Pagi-pagi sekali Ibuk mengajaku pergi ke kabupaten tetangga, yaitu Pati. Mobil Ibuk melewati gapura besar bertuliskan “Pati Bumi Mina Tani”. Selain menandakan kalau sudah sampai di Pati, perjalanan ke kabupaten ini juga adalah yang pertama bagiku. Otakku terus bertanya-tanya mau kemana sebenarnya Ibuk membawaku. Kurang lebih 2,5 jam akhirnya kami sampai di desa Guyangan kecamatan Winong Kabupaten Pati. Ibuk berhenti di sebuah rumah yang cukup besar bercat putih.
Kita masih di depan rumah dan Ibuk masih sibuk membunyikan bel masuk. “Hewiting, hewiting, hewiting…” Apa? Samar samar kudengar ada yang memanggil-manggil kepiting. Beruntungnya ada sebuah jeruk jatuh dari pohon menggelinding kearahku, dengan kecepatan kilat kuambil jeruk dan sekuat tenagaku menggunakan tangan kiri kulemparkan jeruk kearah datangnya suara. Dan sebuah jeruk sukses mendarat di kepala seorang pemuda. “auh hei, awha hang au lhauan?” dia bicara tidak jelas. “heawha au mehewarhu”? “Ternyata dia tidak bisa bicara” kagetku dalam hati. Dia semakin mendekat. “Kenapa mengejekku”? tanyaku penuh selidik, “Awha wwhauwu?” dia malah balik bertanya, tiba tiba Ibuk bicara “ Nidya stop,, ini Faiz anaknya teman Ibuk, dia tidak mengenalmu sebelumnya, bagaimana mungkin dia menghinamu, lihat apa yang dia bawa” Kulihat tangan kanannya memegang seikat kepiting dan oh akhirnya aku sadar. “Maaf, maaf, mohon maaf sekali, saya kira kamu Adik kelasku dari MTs dulu, aku tidak bermaksud menyakitimu, sekali lagi maaf ya,”? mohonku sambil berulang ulang membunggkukkan tubuh. “Hapapa, akhu haik haik aja” itu adalah pengalaman pertama dalam hidupku berbicara dengan orang seperti itu. Aneh rasanya, ada ketukan-ketukan kecil kurasaakan dalam hati. Seolah mau mengungkapkan sesuatu. Yang kurasakan saat itu adalah perasaan lega dan ketukan-ketukan itu”

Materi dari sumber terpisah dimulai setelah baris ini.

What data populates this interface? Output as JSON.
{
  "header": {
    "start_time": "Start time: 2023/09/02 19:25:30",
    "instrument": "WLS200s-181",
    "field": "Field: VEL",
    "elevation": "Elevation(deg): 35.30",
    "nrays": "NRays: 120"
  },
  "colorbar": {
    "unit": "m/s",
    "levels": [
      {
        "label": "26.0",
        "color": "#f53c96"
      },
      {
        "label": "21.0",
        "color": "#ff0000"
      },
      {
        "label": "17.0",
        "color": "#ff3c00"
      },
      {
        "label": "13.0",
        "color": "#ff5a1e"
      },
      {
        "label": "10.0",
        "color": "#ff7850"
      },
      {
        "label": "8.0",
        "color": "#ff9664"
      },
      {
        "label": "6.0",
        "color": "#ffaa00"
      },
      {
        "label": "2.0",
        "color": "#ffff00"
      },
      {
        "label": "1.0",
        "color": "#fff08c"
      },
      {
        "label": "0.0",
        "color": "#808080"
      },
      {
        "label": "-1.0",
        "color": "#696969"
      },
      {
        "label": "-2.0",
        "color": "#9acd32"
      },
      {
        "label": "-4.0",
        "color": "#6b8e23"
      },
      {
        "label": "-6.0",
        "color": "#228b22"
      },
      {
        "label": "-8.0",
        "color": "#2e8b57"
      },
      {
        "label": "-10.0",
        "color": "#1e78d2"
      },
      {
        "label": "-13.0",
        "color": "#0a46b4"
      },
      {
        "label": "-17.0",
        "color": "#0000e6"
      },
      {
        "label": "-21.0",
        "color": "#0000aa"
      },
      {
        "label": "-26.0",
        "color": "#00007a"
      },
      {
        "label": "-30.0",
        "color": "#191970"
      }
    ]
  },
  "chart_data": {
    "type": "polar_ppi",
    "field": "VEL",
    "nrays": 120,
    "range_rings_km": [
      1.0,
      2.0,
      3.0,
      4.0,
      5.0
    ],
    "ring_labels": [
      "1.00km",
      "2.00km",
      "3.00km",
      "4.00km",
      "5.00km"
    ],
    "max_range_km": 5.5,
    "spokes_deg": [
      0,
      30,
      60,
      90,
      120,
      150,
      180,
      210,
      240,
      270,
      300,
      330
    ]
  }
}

“Hilahan mahuk!...” Pemuda yang kata Ibuk bernama Faiz mempersilahkan masuk,
Astaghfirullahaladzim… kali itu aku mengangis. Bukan tangisan-tangisan seperti sebelumnya yang disebutkan diatas. Ini adalah tangis syukurku kepada Allah atas nikmat yang begitu besar dalam diriku. Di depanku kulihat anak anak dengan berbagai keterbatasan mereka. Seorang anak kecil buta yang duduk sendirian asyik membaca dengan tangan meraba-raba kertas bertitik-titik, simbol huruf Braille. Durhakanya diriku ya Allah, engkau masih memberiku kedua mata yang lengkap. Masih bisa kunikmati segala ciptaanMu dengan mata ini. Sementara anak laki-laki buta itu, bahkan harus menggunakan tangannya untuk membaca? Coba lihat siapa yang normal? Gadis yang duduk di kursi roda lantang berteriak “Mas faiz bawa kepiting!!!” dengan tangannya dia mendorong roda di kursinya dan melihat denan dekat kepiting yang dibawa Faiz. Teman-temannya yang lain menyusul.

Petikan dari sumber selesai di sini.